I’m not talking about the disturbing tower of diet coke cans piling up around my desk (though that exists at the moment — I’m revising, everyone knows that revisions are fueled by diet coke).  Instead I’m talking about other things… clothes, electronics, bottles of lotion (I’ll be explaining that last one, never fear).

As it turns out, I’m someone who is apparently afraid of throwing something away that might, some distant day in the future, be useful.  Of course, because I’m also not the most organized person, I tend to not be able to find said thing and usually end up buying a new one.  This is why we have at least a dozen three-to-two prong plug converters (in our house you can never really have enough) and why I have a laptop from 1997 in my attic (complete with stacks of floppies brimming with old papers and short stories).  In the attic at my dad’s house I have every paper I wrote in college, including the drafts (which, now that I think about it, probably has print outs of what’s on those floppies like my old short stories – score!).  In my own attic I have clothes I bought with my first pay check as a summer associate at a law firm in 2003 (not only do those clothes not fit any more, why would I ever need them in my current profession of sitting around the house in PJs?)

Half the things I keep around are broken: all of the ethernet cables I’ve hoarded are missing the little clip at the end that keeps them plugged in so I’m constantly having to shove the suckers back into their ports — but they work so why replace them?  We have three couches in our living room currently because I can’t bear to throw out a comfortable, yet raggedy, old couch that still works.   In the attic I think I have every pair of shoe I’ve ever owned since college… even though most of them have the nails worn through on the heel but maybe I’ll get them fixed one day (unlikely, we all know I’ll just buy new ones).  And OMG I just realized I still have Halloween candy from two years ago (JP wouldn’t let me hand it out last year) and Valentine candy hearts from when I was in law school which is over five years ago now!   Yet when I go to throw them away I think “They’ve stuck around this long…”

Sometimes saving things works out.  I still have my original rejection letters from when I queried my first book in 2001.  What’s pretty cool is that I eventually got an offer from one of the people who initially rejected me way back when.  I’m super glad I have that stuff to look back over and remind me of my journey to where I am now.   I just found not only my first blue-tooth headset but also the charger (let me tell you how many times I almost threw away the charger but hung on to it JUST IN CASE I found the headset).  I bought both in 2006.  I don’t think either works.  Sigh.

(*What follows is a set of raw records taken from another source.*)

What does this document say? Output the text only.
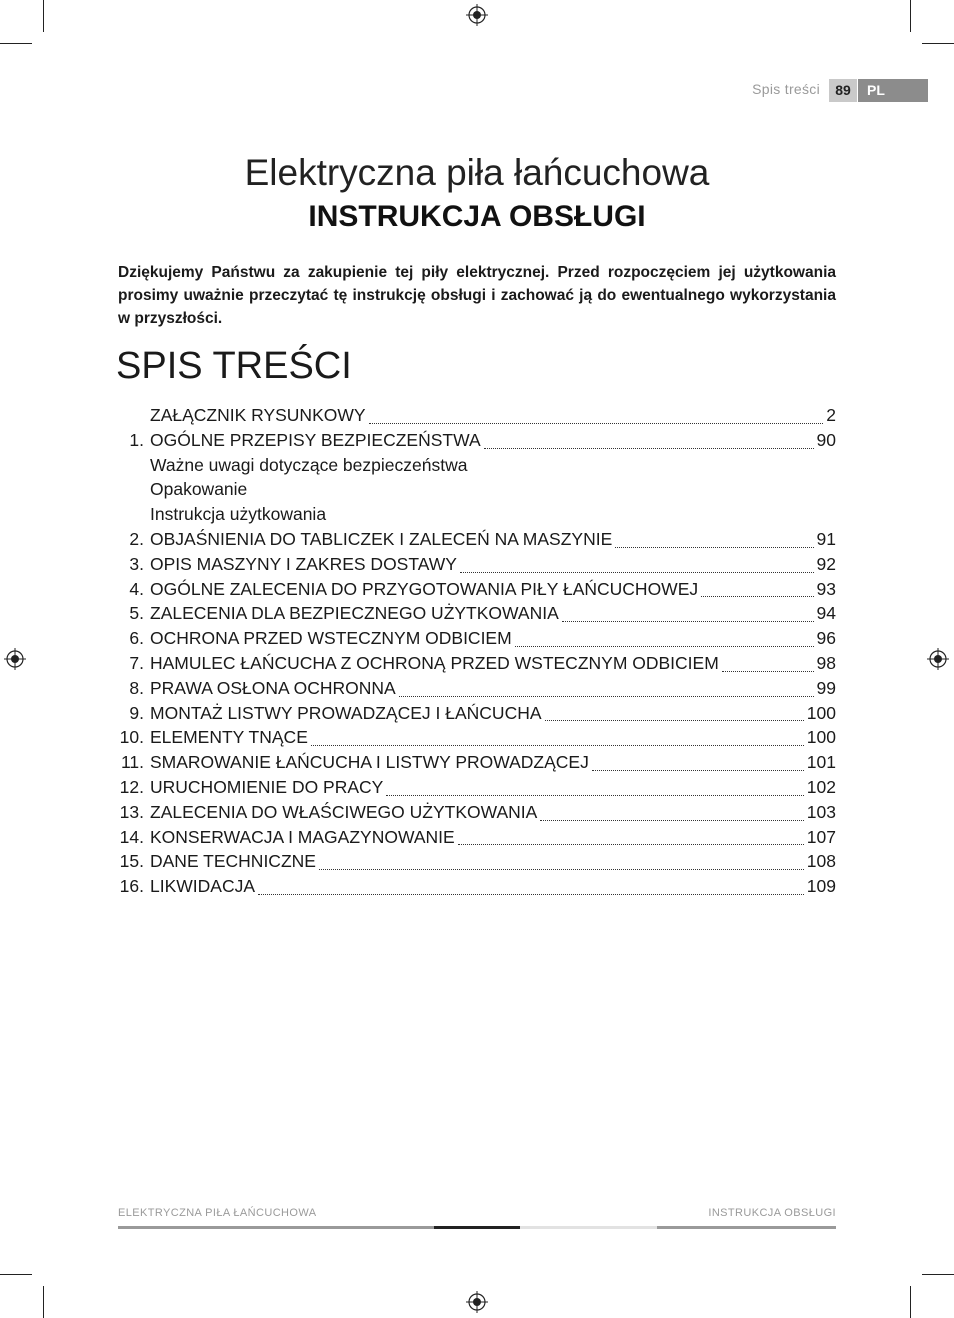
Spis treści	89	PL
Elektryczna piła łańcuchowa
INSTRUKCJA OBSŁUGI
Dziękujemy Państwu za zakupienie tej piły elektrycznej. Przed rozpoczęciem jej użytkowania prosimy uważnie przeczytać tę instrukcję obsługi i zachować ją do ewentualnego wykorzystania w przyszłości.
SPIS TREŚCI
ZAŁĄCZNIK RYSUNKOWY	2
1. OGÓLNE PRZEPISY BEZPIECZEŃSTWA	90
Ważne uwagi dotyczące bezpieczeństwa
Opakowanie
Instrukcja użytkowania
2. OBJAŚNIENIA DO TABLICZEK I ZALECEŃ NA MASZYNIE	91
3. OPIS MASZYNY I ZAKRES DOSTAWY	92
4. OGÓLNE ZALECENIA DO PRZYGOTOWANIA PIŁY ŁAŃCUCHOWEJ	93
5. ZALECENIA DLA BEZPIECZNEGO UŻYTKOWANIA	94
6. OCHRONA PRZED WSTECZNYM ODBICIEM	96
7. HAMULEC ŁAŃCUCHA Z OCHRONĄ PRZED WSTECZNYM ODBICIEM	98
8. PRAWA OSŁONA OCHRONNA	99
9. MONTAŻ LISTWY PROWADZĄCEJ I ŁAŃCUCHA	100
10. ELEMENTY TNĄCE	100
11. SMAROWANIE ŁAŃCUCHA I LISTWY PROWADZĄCEJ	101
12. URUCHOMIENIE DO PRACY	102
13. ZALECENIA DO WŁAŚCIWEGO UŻYTKOWANIA	103
14. KONSERWACJA I MAGAZYNOWANIE	107
15. DANE TECHNICZNE	108
16. LIKWIDACJA	109
ELEKTRYCZNA PIŁA ŁAŃCUCHOWA	INSTRUKCJA OBSŁUGI
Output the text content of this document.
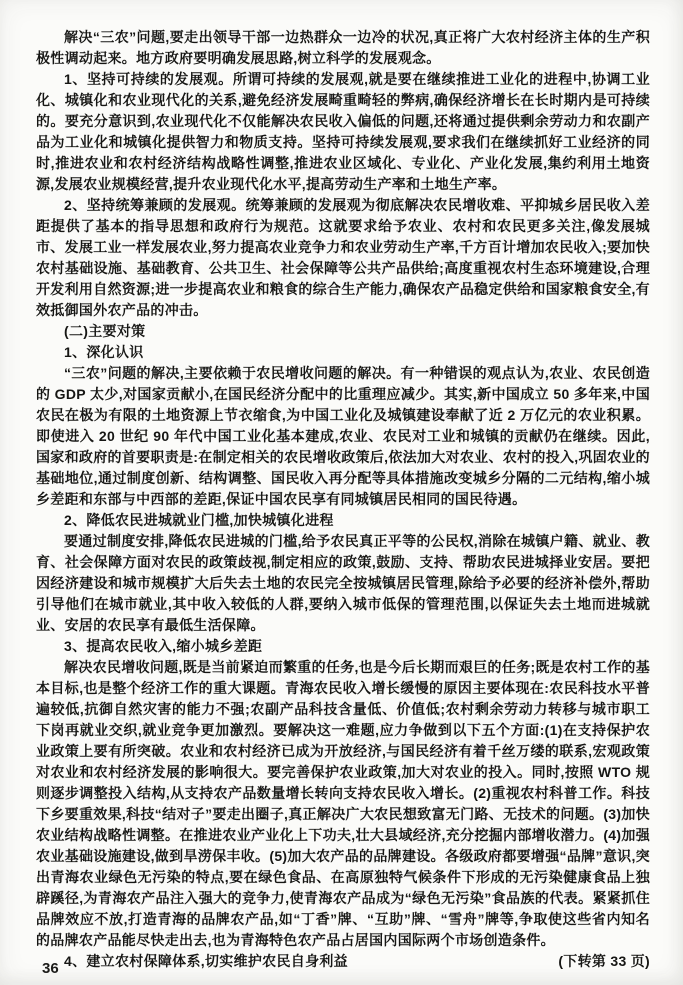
解决“三农”问题,要走出领导干部一边热群众一边冷的状况,真正将广大农村经济主体的生产积极性调动起来。地方政府要明确发展思路,树立科学的发展观念。

1、坚持可持续的发展观。所谓可持续的发展观,就是要在继续推进工业化的进程中,协调工业化、城镇化和农业现代化的关系,避免经济发展畸重畸轻的弊病,确保经济增长在长时期内是可持续的。要充分意识到,农业现代化不仅能解决农民收入偏低的问题,还将通过提供剩余劳动力和农副产品为工业化和城镇化提供智力和物质支持。坚持可持续发展观,要求我们在继续抓好工业经济的同时,推进农业和农村经济结构战略性调整,推进农业区域化、专业化、产业化发展,集约利用土地资源,发展农业规模经营,提升农业现代化水平,提高劳动生产率和土地生产率。

2、坚持统筹兼顾的发展观。统筹兼顾的发展观为彻底解决农民增收难、平抑城乡居民收入差距提供了基本的指导思想和政府行为规范。这就要求给予农业、农村和农民更多关注,像发展城市、发展工业一样发展农业,努力提高农业竞争力和农业劳动生产率,千方百计增加农民收入;要加快农村基础设施、基础教育、公共卫生、社会保障等公共产品供给;高度重视农村生态环境建设,合理开发利用自然资源;进一步提高农业和粮食的综合生产能力,确保农产品稳定供给和国家粮食安全,有效抵御国外农产品的冲击。

(二)主要对策

1、深化认识

“三农”问题的解决,主要依赖于农民增收问题的解决。有一种错误的观点认为,农业、农民创造的 GDP 太少,对国家贡献小,在国民经济分配中的比重理应减少。其实,新中国成立 50 多年来,中国农民在极为有限的土地资源上节衣缩食,为中国工业化及城镇建设奉献了近 2 万亿元的农业积累。即使进入 20 世纪 90 年代中国工业化基本建成,农业、农民对工业和城镇的贡献仍在继续。因此,国家和政府的首要职责是:在制定相关的农民增收政策后,依法加大对农业、农村的投入,巩固农业的基础地位,通过制度创新、结构调整、国民收入再分配等具体措施改变城乡分隔的二元结构,缩小城乡差距和东部与中西部的差距,保证中国农民享有同城镇居民相同的国民待遇。

2、降低农民进城就业门槛,加快城镇化进程

要通过制度安排,降低农民进城的门槛,给予农民真正平等的公民权,消除在城镇户籍、就业、教育、社会保障方面对农民的政策歧视,制定相应的政策,鼓励、支持、帮助农民进城择业安居。要把因经济建设和城市规模扩大后失去土地的农民完全按城镇居民管理,除给予必要的经济补偿外,帮助引导他们在城市就业,其中收入较低的人群,要纳入城市低保的管理范围,以保证失去土地而进城就业、安居的农民享有最低生活保障。

3、提高农民收入,缩小城乡差距

解决农民增收问题,既是当前紧迫而繁重的任务,也是今后长期而艰巨的任务;既是农村工作的基本目标,也是整个经济工作的重大课题。青海农民收入增长缓慢的原因主要体现在:农民科技水平普遍较低,抗御自然灾害的能力不强;农副产品科技含量低、价值低;农村剩余劳动力转移与城市职工下岗再就业交织,就业竞争更加激烈。要解决这一难题,应力争做到以下五个方面:(1)在支持保护农业政策上要有所突破。农业和农村经济已成为开放经济,与国民经济有着千丝万缕的联系,宏观政策对农业和农村经济发展的影响很大。要完善保护农业政策,加大对农业的投入。同时,按照 WTO 规则逐步调整投入结构,从支持农产品数量增长转向支持农民收入增长。(2)重视农村科普工作。科技下乡要重效果,科技“结对子”要走出圈子,真正解决广大农民想致富无门路、无技术的问题。(3)加快农业结构战略性调整。在推进农业产业化上下功夫,壮大县域经济,充分挖掘内部增收潜力。(4)加强农业基础设施建设,做到旱涝保丰收。(5)加大农产品的品牌建设。各级政府都要增强“品牌”意识,突出青海农业绿色无污染的特点,要在绿色食品、在高原独特气候条件下形成的无污染健康食品上独辟蹊径,为青海农产品注入强大的竞争力,使青海农产品成为“绿色无污染”食品族的代表。紧紧抓住品牌效应不放,打造青海的品牌农产品,如“丁香”牌、“互助”牌、“雪舟”牌等,争取使这些省内知名的品牌农产品能尽快走出去,也为青海特色农产品占居国内国际两个市场创造条件。

4、建立农村保障体系,切实维护农民自身利益	(下转第 33 页)
36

So what made me think about all of this?  The lotion bottles on my bedside table.  There are fourteen of them.  All of them (except one, the current bottle) in that stage of “almost empty but not quite and yet annoying to get lotion out so I should pick up a new one at the store to have on hand for when it runs out” stage.  There are also five canisters of Burt’s Bees Lemon Butter Cuticle Creme which I use as chapstick — they’re empty except for probably one “emergency if you scrape your nail under the rim you might just get enough” dose.  Also, two tubes of chapstick, one of them has been floating in an empty vase for probably two years.   Oh, and I think there are two more almost empty bottles of lotion in the hall closet “just in case.”

Seriously, am I preparing for the apocalypse here?  An apocalypse in which I’ll apparently be eating dusty candy hearts and scraping lotion from old bottles?  And yet, there is still some value to those lotion bottles — I feel wasteful throwing them away.   Fourteen is a little much which is why I was laughing hysterically when I went to bed last night after having counted them all.  Fourteen! *shakes head*

What’s funny is that this story will surprise no one in my family.  My Psych 101 prof said on the first day that everyone exhibits some form of obsessive behavior to which most people disagreed until he started asking people to recite random habits: one person could only go to sleep if the last time they saw on the clock was an even number, another person could only set their alarm to go off on a 3 or a 7, someone else always counted stairs, another flicked a light switch on then off then on again.   Apparently I hoard lotion bottles, shoes, and rejection letters just in case they’ll become useful again.

When the apocalypse hits you’re all invited to my house: we’ll run away dressed as fancy lawyers with busted shoes, our skin won’t be dry and our bellies will be full of old candy.